Customer: Brisbane City Council

Contract: Construct Only

Location: Brisbane, Queensland

Project Capabilities

Marine

Fast Facts

  • Construction of 8 ferry terminals at 7 locations
  • Zero Lost Time Injuries
  • Delivered on time and on budget
  • Awarded the Institute of Civil Engineers' Brunel Medal

This project involved the upgrade of ferry terminals at seven locations along the Brisbane River. The orginal terminals were lost or damaged in serious flooding in 2011. The upgrade was focused on delivering new modern, innovative and flood resilient terminals. The project also included one new terminal at Milton to service residential and working communities.

The new and upgraded facilities include new covered waiting areas, covered aluminium gangways, steel pontoons and a debris deflection pier capable of berthing two CityCat vessels simultaneously.

The project team worked in a challenging and continuously changing environment along the Brisbane River, with highly trafficked bikeways, major motorways and residential housing areas all in close proximity to the works.

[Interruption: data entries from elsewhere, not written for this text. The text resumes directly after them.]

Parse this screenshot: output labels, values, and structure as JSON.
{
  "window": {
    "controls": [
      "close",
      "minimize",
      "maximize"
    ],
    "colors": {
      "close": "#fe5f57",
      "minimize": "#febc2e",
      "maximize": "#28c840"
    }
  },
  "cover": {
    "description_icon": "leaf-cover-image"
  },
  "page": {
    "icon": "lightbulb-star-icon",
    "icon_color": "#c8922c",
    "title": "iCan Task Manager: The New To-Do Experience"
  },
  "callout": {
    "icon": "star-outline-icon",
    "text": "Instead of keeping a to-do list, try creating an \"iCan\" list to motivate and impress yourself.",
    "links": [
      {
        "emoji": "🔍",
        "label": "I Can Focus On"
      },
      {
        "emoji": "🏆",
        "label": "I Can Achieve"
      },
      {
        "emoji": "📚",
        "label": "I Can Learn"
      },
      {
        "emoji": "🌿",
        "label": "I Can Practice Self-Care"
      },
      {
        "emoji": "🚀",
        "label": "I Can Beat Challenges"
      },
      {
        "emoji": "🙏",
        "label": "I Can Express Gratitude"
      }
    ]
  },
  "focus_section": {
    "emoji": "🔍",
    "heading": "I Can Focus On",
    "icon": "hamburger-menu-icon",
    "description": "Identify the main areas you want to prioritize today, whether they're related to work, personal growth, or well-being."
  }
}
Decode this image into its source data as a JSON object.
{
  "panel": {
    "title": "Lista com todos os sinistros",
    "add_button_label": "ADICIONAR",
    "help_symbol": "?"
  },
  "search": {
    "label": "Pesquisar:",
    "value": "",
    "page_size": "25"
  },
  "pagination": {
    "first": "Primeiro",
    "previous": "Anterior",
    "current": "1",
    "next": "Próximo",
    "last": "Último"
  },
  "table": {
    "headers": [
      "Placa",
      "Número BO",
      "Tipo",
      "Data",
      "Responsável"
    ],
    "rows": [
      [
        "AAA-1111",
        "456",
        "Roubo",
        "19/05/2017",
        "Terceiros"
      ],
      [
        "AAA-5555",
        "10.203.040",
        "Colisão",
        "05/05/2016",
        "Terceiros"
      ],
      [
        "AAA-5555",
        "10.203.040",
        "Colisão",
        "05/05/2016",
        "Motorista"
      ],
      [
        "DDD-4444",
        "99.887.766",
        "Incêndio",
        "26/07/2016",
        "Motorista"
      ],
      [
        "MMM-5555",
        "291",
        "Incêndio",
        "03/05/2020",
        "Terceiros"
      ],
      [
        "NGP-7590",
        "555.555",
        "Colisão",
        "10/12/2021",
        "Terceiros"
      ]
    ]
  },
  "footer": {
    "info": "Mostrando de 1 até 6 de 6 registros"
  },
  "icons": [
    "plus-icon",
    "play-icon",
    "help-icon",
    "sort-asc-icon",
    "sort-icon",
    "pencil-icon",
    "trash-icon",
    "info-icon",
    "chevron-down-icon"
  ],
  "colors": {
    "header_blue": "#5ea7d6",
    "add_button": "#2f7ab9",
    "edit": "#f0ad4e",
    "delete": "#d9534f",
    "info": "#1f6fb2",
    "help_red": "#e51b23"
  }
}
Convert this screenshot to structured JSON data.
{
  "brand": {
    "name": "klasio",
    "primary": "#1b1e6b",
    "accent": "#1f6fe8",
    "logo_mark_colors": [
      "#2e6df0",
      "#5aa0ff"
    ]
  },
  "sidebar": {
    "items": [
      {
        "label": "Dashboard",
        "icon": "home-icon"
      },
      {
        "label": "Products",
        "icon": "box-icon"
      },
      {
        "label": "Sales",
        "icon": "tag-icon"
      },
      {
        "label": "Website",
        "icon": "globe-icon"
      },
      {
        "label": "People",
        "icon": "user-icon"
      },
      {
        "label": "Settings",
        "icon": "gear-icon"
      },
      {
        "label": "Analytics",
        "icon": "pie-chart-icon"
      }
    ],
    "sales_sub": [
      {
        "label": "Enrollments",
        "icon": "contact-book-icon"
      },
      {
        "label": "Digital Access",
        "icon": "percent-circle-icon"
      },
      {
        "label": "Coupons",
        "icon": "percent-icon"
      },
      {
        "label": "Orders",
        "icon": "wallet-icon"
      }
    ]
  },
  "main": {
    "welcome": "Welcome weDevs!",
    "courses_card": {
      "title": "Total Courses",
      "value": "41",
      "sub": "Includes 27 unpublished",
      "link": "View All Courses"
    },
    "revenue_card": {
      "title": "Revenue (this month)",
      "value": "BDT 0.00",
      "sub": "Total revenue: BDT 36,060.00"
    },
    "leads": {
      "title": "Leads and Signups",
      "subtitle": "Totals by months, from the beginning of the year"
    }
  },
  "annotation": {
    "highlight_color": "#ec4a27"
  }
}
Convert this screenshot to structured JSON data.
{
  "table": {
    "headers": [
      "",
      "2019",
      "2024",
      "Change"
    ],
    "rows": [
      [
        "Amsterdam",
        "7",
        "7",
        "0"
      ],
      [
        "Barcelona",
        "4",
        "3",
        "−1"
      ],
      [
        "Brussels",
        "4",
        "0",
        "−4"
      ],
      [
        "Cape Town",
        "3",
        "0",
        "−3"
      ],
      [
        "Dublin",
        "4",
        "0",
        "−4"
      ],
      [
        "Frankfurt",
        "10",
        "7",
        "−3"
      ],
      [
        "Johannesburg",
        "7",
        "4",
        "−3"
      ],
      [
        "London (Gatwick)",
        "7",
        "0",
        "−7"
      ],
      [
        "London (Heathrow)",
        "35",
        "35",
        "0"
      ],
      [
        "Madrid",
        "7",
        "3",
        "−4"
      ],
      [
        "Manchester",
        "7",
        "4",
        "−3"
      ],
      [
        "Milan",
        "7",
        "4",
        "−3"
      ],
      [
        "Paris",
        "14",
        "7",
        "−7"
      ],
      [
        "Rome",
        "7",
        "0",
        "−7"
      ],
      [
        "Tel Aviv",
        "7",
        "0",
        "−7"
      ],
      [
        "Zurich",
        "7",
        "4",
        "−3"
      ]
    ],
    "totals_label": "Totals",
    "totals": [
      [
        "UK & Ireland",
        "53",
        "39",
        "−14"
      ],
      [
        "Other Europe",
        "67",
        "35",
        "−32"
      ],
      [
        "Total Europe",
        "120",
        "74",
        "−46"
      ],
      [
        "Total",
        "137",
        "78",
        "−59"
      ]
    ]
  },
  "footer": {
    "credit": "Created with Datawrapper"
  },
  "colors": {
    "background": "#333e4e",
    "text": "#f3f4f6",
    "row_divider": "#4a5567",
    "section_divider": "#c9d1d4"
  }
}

McConnell Dowell’s approach to change management and problem solving ensured the project was a success and there were many engineering solutions developed to minimize or eliminate health and safety and environmental risks.

For example, the design was modified from multiple precast “skirts” to one single precast tub base and one single precast wall shell to provide improved access during installation. The precast tub wall shell eliminated the need to work around/ between tides, and also eliminated the environmental hazards and possible contamination of pouring concrete below mean tide level.

The pontoon columns, structural steel, roofs and fit out trades were all constructed with the aid of a crawler crane whilst the pontoons were tied up to wharfs, allowing free access and extended room for materials and deliveries in the constrained project sites.

To eliminate the hazards of conducting complicated dual lifts over water with multiple cranes and barges, construction methodology was developed to rotate the precast spires to their vertical position on land at a downstream marine yard in Murrarie, Brisbane, prior to being transported to the single construction barge on site.

The project was awarded the 2017 Brunel Medal by the Institute of Civil Engineers, the world's oldest professional engineering association. The Brunel Medal is awarded to recognise excellence in civil engineering.

In presenting the Medal, ICE President Professor Tim Broyd said,

"The project has redefined the possibilities in ferry terminal design, proudly engages the community in its unique engineering response, and reunites the Brisbane community like never before with its most defining natural asset - the Brisbane River."